Lorsqu'on lui a demandé pourquoi Mkhwebane a été identifié comme faisant potentiellement partie du réseau Gupta, le porte-parole de HSBC, Ankit Patel, n'a pas répondu directement.
 
"Nous continuons d'enquêter sur tout lien potentiel avec les Guptas ou les sociétés liées à Gupta ", a dit M. Patel. "Nous examinerons tous les noms qui nous seront signalés pour leur implication potentielle dans un crime financier et nous mettrons fin à ces relations, le cas échéant."
 
La banque a également déclaré dans une déclaration à l'OCCRP en 2017 qu'elle n'avait "aucun désir de faire des affaires liées à Gupta" et qu'elle travaillait à rompre ses relations bancaires avec la famille et ses associés connus, ou l'avait déjà fait.
 
Maira Martini, conseillère politique principale pour Transparency International, a déclaré que les banques jouent un rôle crucial en tant que " gardiennes " lorsqu'elles signalent et signalent des transactions suspectes. De telles actions contribuent aux enquêtes et aux poursuites dans les affaires pénales et aident à lutter contre le blanchiment d'argent, a dit M. Martini.
 
Mkhwebane a été nommé Protecteur du citoyen sous l'administration Zuma en 2016, et il est largement considéré comme un allié de l'ex-leader.

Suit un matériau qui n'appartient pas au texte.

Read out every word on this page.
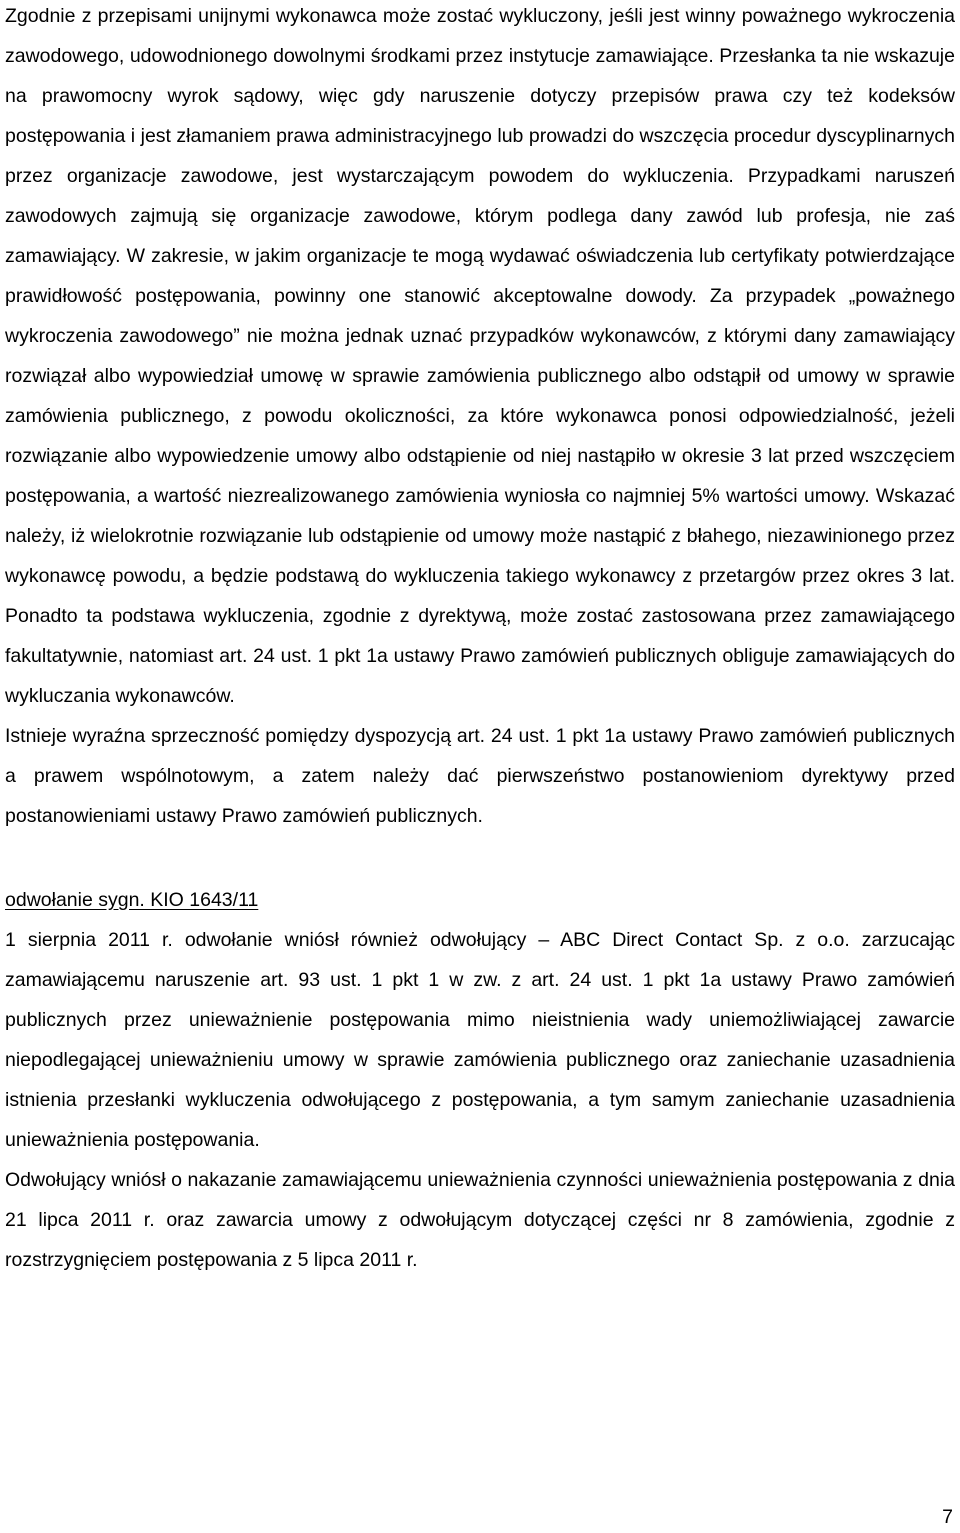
Zgodnie z przepisami unijnymi wykonawca może zostać wykluczony, jeśli jest winny poważnego wykroczenia zawodowego, udowodnionego dowolnymi środkami przez instytucje zamawiające. Przesłanka ta nie wskazuje na prawomocny wyrok sądowy, więc gdy naruszenie dotyczy przepisów prawa czy też kodeksów postępowania i jest złamaniem prawa administracyjnego lub prowadzi do wszczęcia procedur dyscyplinarnych przez organizacje zawodowe, jest wystarczającym powodem do wykluczenia. Przypadkami naruszeń zawodowych zajmują się organizacje zawodowe, którym podlega dany zawód lub profesja, nie zaś zamawiający. W zakresie, w jakim organizacje te mogą wydawać oświadczenia lub certyfikaty potwierdzające prawidłowość postępowania, powinny one stanowić akceptowalne dowody. Za przypadek „poważnego wykroczenia zawodowego” nie można jednak uznać przypadków wykonawców, z którymi dany zamawiający rozwiązał albo wypowiedział umowę w sprawie zamówienia publicznego albo odstąpił od umowy w sprawie zamówienia publicznego, z powodu okoliczności, za które wykonawca ponosi odpowiedzialność, jeżeli rozwiązanie albo wypowiedzenie umowy albo odstąpienie od niej nastąpiło w okresie 3 lat przed wszczęciem postępowania, a wartość niezrealizowanego zamówienia wyniosła co najmniej 5% wartości umowy. Wskazać należy, iż wielokrotnie rozwiązanie lub odstąpienie od umowy może nastąpić z błahego, niezawinionego przez wykonawcę powodu, a będzie podstawą do wykluczenia takiego wykonawcy z przetargów przez okres 3 lat. Ponadto ta podstawa wykluczenia, zgodnie z dyrektywą, może zostać zastosowana przez zamawiającego fakultatywnie, natomiast art. 24 ust. 1 pkt 1a ustawy Prawo zamówień publicznych obliguje zamawiających do wykluczania wykonawców.

Istnieje wyraźna sprzeczność pomiędzy dyspozycją art. 24 ust. 1 pkt 1a ustawy Prawo zamówień publicznych a prawem wspólnotowym, a zatem należy dać pierwszeństwo postanowieniom dyrektywy przed postanowieniami ustawy Prawo zamówień publicznych.

odwołanie sygn. KIO 1643/11

1 sierpnia 2011 r. odwołanie wniósł również odwołujący – ABC Direct Contact Sp. z o.o. zarzucając zamawiającemu naruszenie art. 93 ust. 1 pkt 1 w zw. z art. 24 ust. 1 pkt 1a ustawy Prawo zamówień publicznych przez unieważnienie postępowania mimo nieistnienia wady uniemożliwiającej zawarcie niepodlegającej unieważnieniu umowy w sprawie zamówienia publicznego oraz zaniechanie uzasadnienia istnienia przesłanki wykluczenia odwołującego z postępowania, a tym samym zaniechanie uzasadnienia unieważnienia postępowania.

Odwołujący wniósł o nakazanie zamawiającemu unieważnienia czynności unieważnienia postępowania z dnia 21 lipca 2011 r. oraz zawarcia umowy z odwołującym dotyczącej części nr 8 zamówienia, zgodnie z rozstrzygnięciem postępowania z 5 lipca 2011 r.

7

Elle a déjà fait l'objet de critiques pour avoir prétendument sapé une enquête sur le pillage par les Gupta d'un projet d'État pour les producteurs laitiers.
 
Le 22 juillet, le plus haut tribunal d'Afrique du Sud a déclaré qu'il avait conclu que Mkhwebane avait agi "de mauvaise foi" dans une affaire impliquant la banque ABSA, et l'a condamnée à payer de lourds frais juridiques.
 
La semaine dernière, Corruption Watch South Africa, un groupe de la société civile, a envoyé une lettre au parlement du pays demandant une enquête sur l'aptitude de Mkhwebane à exercer ses fonctions. "Mkhwebane a beaucoup d'explications à donner ", a déclaré David Lewis, directeur exécutif de l'organisation. "Le lien financier présumé avec les Gupta est une preuve supplémentaire de la malhonnêteté et de la partialité du Protecteur du citoyen. Cela renforce l'exigence de sa destitution."
 
Le bureau de Mkhwebane a publié ce mois-ci un rapport accusant l'actuel président Cyril Ramaphosa, qui a succédé à Zuma et a soutenu la Commission sur la capture d'Etat, d'être lui-même impliqué dans la capture d'Etat en recevant ce qu'elle a décrit comme "des sommes importantes" pour financer sa campagne électorale. Elle avait précédemment accusé Ramaphosa d'être partial à son égard.
 
Son rapport a été publié trois jours après que Zuma a commencé son témoignage tant attendu devant la commission à la mi-juillet, une comparution qui a été interrompue peu de temps après qu'il eut dit qu'il ne se souvenait plus des réponses à la plupart des questions posées. L'ancien président a également profité de l'occasion pour accuser des forces sans nom de comploter contre lui.